Don’t we need a moon base to go to Mars? No! When George W. Bush made his Mars-trip speech almost three years ago, he said a moon base should be built to support such a mission. This is gibberish. All concept studies of Mars flight involve an expedition departing from low-Earth orbit and traveling directly to the red planet. Stopping at the moon would require fuel to descend to the lunar surface, then blast off again, which would make any Mars mission hugely more expensive. The launch cost of fuel—that is, the cost of placing fuel into orbit—is the No. 1 expense for any manned flight beyond Earth. The Lunar Excursion Module, the part of the Apollo spacecraft that touched down, was two-thirds fuel—all exhausted landing and taking off again from the moon. Rocket technology hasn’t changed substantially since the 1960s, so a large portion of the weight of any Earth-to-Moon-to-Mars expedition would be dedicated to the fuel needed for just the layover. This makes absolutely no sense, and the fact that administration officials get away with telling gullible journalists that a Mars mission would use a moon base shows how science illiteracy dominates the big media. (It is imaginable that a moon facility could support Mars exploration by refining supplies from the lunar surface and then using automated vessels to send the supplies to the red planet, or to rendezvous with an expedition en route. But that’s pretty speculative, and at any rate, the cost of building a moon base would far exceed that of simply launching the supplies from Earth.)

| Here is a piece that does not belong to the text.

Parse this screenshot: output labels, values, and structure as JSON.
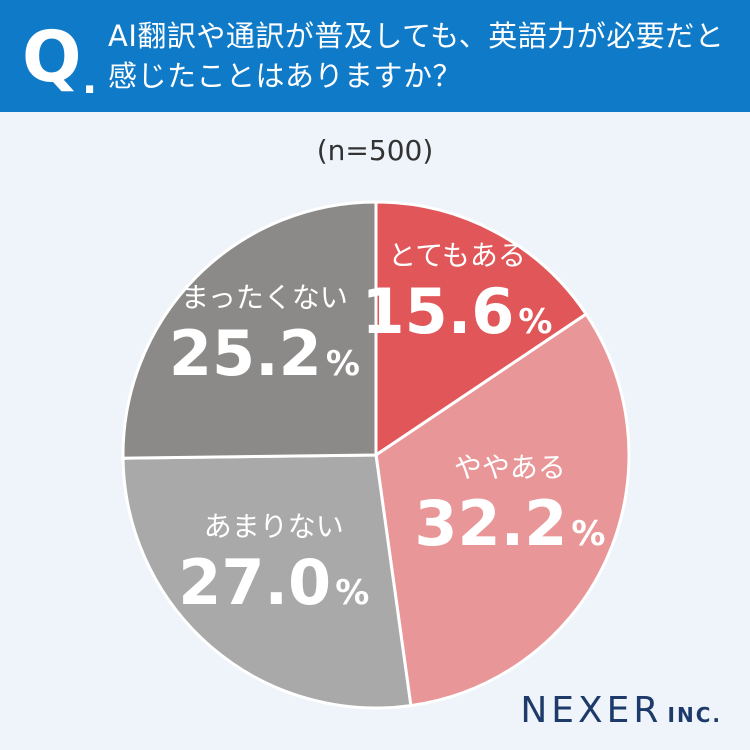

How much will it cost? NASA said Monday it can build a moon base for about the $10 billion per year it now spends on the (soon-to-be-retired) space shuttle and the space station. (The agency also says that the international community will soon begin funding the space station, but no nation has agreed to this.) Considering that the space station and shuttle cost about $10 billion per year, a moon base might cost much more. The space station is 200 miles away and only goes up, never comes down. The equipment for a moon base would need to be accelerated to a significantly higher speed than was required for the space station, and that means a lot more fuel and a lot more expense. Moon-base ships will also need lots of fuel to descend to the lunar surface, and some will need still more fuel to blast off again. Remember, launching the fuel is a major expense. The Apollo program spent about $135 billion, in 2006 dollars, to place about 50 usable tons on the lunar surface. Even an austere moon base would need 300 or 400 tons of structure, equipment, fuel, vehicles, and life support—and probably more. Suppose today’s technology allows for lunar-rated materiel to be built and placed on the moon at half the cost of the Apollo project. This quickly gets you to a program cost of at least $300 billion to build the moon base.

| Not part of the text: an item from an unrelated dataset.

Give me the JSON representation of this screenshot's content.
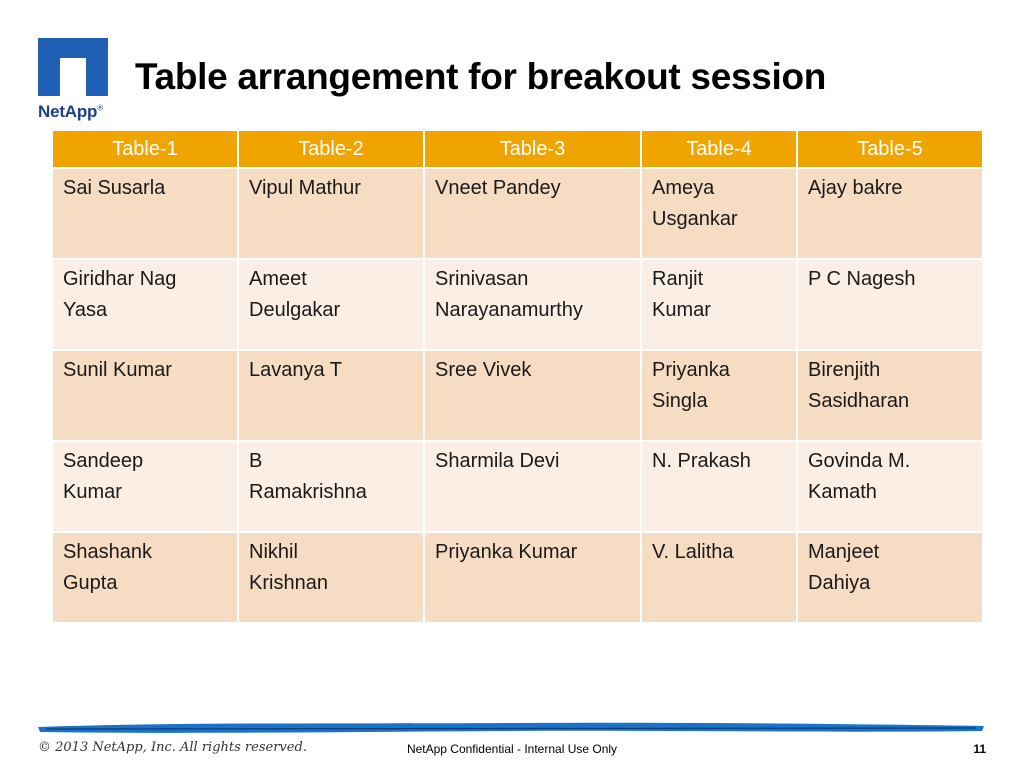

What should NASA do? As I argued in Slateback in March, rational budget priorities for the agency would include first and foremost an exhaustive study of the sun, as well as the Earth and Mars and Venus, the two other Earthlike planets in the solar system, with automated probes and satellites. Second, it borders on criminal that NASA is doing nothing to prepare for a deadly comet or asteroid strike. (The agency says it has already cataloged 835 “potentially hazardous” large space rocks.) Third, space telescopes should continue to be used to study the distant universe. Fourth, researchers should be working on a breakthrough in propulsion technology, which could make getting to the moon more affordable.

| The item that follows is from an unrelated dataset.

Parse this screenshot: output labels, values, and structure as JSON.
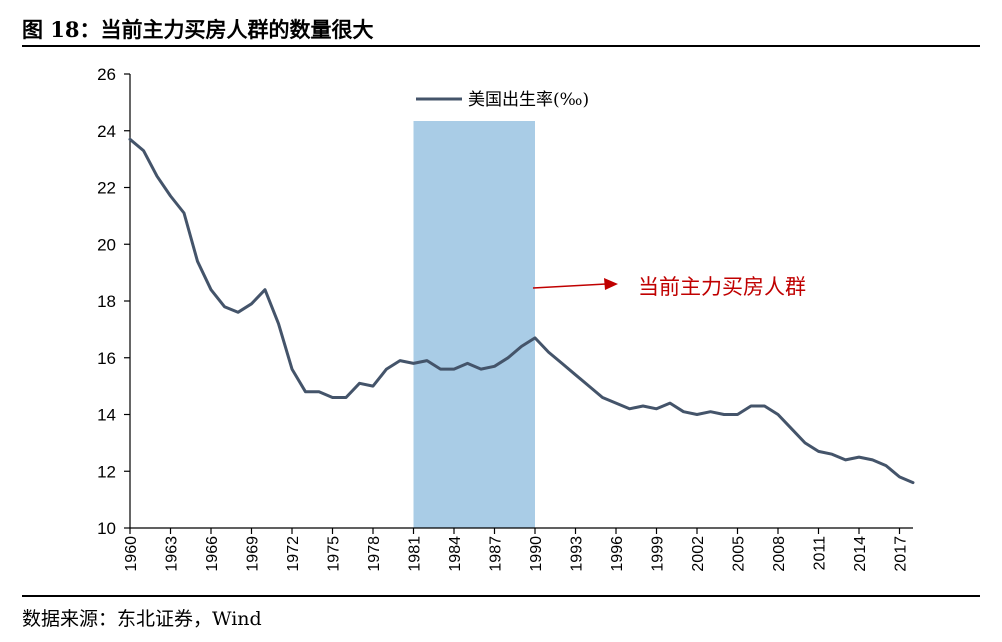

For 20 years now, NASA has gone through one iteration after another of supposed “dramatic” self-reevaluations, and always come to the same conclusion: All existing spending programs having to do with the astronaut corps are sacrosanct, regardless of whether they serve any purpose. With public-good space needs unmet and the enunciation of a moon-base plan that will waste colossal sums of public money, agency director Michael Griffin has simply raised NASA’s middle finger to the taxpayer.